A palavra Natal, por sua vez, partindo de sua etimologia, equivale a nascimento (natalício), de onde se pode referenciar a festa de aniversário do maior representante do cristianismo. Logo, Natal é uma festa simbólica em comemoração à vida, para que se recorde e comemore a reencarnação de Jesus Cristo, segundo as tradições do cristianismo; mas, antes disso, há na cultura romana outra referência cultuada ao Deus Sol (a luz que nunca se apaga), fazendo menção a esta mesma comemoração incluída no calendário cristão por volta do ano 350. Com base nisso, é possível reassegurar certo valor espiritual e de ressignificação pessoal e familiar, uma vez que a família constitui uma base, um núcleo significativo na formação de uma sociedade.
Assim como todo e qualquer processo de ressignificação, surge o mundo moderno trazendo outro significado para o Natal, atrelando-o unicamente a uma data (25/12 no Brasil) e, infelizmente, cada vez mais ao mundo comercial, como muito bem ilustrou o Papa Bento XVI:
“Na sociedade consumista de hoje, esta época (de Natal) é, infelizmente, sujeita a um tipo de poluição comercial que ameaça alterar seu verdadeiro espírito, caracterizado pela meditação, pela sobriedade e por uma alegria que não é externa, mas íntima”. (Papa Bento XVI, professor acadêmico alemão, Papa Emérito 1927 De verdade, Alegria-Fonte: https://citacoes.in/topicos/natal/)
Porém, independente disso, é uma época com sentido familiar e de reconhecimento/reflexão pessoal (época sensível e um convite para se fazer um exame de consciência e renovar ciclos que fortalecem a caminhada), de reunião, perdão e festa. E ainda, num entorno social, de solidariedade e empréstimo. Empréstimo de amor, de carinho, de risos e abraços, mesmo por um dia, diante daqueles para os quais podemos fazer o seu dia mágico de Natal acontecer.
Imagem de Nicole Michalou por Pexels
Por mais que o Natal esteja relacionado ao cristianismo e não faça parte da cultura de outras religiões, indiretamente, por valores humanos e socioculturais que são difundidos, memorizados e fortalecidos, acaba sendo um evento universal com épocas e datas distintas, até mesmo tendo em vista as relações humanas e processo de imigração e emigração. Uma vez que essas comemorações atravessam interesses comerciais, acabam interferindo, de formas diferentes, também na alegria de todos. E, por ser um tempo de esperança e de renovação, encontra-se mais vez, tanto pela etimologia quanto pelas circunstâncias, com a palavra cultura.
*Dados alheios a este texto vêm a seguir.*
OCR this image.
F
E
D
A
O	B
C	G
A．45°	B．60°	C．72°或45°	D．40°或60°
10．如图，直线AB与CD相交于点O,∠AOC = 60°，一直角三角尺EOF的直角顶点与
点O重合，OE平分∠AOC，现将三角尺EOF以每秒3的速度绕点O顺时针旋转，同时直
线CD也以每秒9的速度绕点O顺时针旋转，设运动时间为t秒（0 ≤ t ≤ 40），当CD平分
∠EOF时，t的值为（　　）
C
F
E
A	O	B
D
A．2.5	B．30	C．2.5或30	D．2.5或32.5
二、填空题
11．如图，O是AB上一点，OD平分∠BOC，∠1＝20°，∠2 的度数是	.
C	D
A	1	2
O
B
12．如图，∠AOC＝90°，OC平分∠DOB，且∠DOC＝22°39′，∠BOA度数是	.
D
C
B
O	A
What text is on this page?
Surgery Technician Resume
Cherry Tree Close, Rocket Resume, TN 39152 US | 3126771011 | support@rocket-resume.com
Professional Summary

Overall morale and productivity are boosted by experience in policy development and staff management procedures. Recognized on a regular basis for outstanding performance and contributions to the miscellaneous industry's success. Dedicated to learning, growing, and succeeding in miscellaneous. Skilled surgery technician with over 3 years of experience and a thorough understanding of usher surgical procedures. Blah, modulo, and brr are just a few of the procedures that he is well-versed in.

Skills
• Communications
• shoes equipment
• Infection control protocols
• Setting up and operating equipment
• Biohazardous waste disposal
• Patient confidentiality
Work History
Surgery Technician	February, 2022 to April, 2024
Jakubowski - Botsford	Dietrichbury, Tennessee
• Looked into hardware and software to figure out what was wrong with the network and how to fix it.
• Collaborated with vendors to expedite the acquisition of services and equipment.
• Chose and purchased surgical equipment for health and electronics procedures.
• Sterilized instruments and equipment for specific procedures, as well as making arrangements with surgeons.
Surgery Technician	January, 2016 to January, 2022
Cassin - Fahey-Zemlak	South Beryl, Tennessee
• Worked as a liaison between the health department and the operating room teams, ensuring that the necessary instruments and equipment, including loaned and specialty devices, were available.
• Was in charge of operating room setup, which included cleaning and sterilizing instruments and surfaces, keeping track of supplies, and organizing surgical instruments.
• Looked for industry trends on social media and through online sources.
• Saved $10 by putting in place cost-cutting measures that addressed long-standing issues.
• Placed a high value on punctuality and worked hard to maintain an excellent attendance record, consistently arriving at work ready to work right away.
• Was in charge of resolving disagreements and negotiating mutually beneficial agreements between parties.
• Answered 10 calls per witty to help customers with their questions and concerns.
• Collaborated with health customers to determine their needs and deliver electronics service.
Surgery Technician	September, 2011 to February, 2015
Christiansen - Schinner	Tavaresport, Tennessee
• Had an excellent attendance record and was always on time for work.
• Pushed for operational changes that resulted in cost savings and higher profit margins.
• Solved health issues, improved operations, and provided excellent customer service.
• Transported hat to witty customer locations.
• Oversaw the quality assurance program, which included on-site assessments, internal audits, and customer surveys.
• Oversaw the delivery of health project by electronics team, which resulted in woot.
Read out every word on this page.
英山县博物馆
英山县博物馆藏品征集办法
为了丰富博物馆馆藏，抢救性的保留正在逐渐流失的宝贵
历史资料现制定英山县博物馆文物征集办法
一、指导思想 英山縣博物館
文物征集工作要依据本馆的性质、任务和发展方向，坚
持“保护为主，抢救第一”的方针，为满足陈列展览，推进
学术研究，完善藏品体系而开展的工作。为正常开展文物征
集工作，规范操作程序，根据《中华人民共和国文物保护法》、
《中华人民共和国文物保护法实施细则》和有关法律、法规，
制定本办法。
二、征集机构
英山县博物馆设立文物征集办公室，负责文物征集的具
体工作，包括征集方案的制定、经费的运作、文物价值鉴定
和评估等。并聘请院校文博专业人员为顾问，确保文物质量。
Natal, arte e poesia: o que a literatura tem a ver com isso?
A literatura surge como suporte de organização, entretenimento, inclusão e reestruturação, enriquecendo a celebração das datas comemorativas e colaborando para a perpetuação de tradições, valores, crenças e costumes. Funciona como meio diversificado e flexível, para comportar valores, tradições e fomentar a imaginação e criação de lugares melhores para estar, por meio dos livros, onde é possível abordar em gêneros textuais para todas as preferências, por exemplo, valores que o Natal representa: amor, empatia, solidariedade, perdão, esperança.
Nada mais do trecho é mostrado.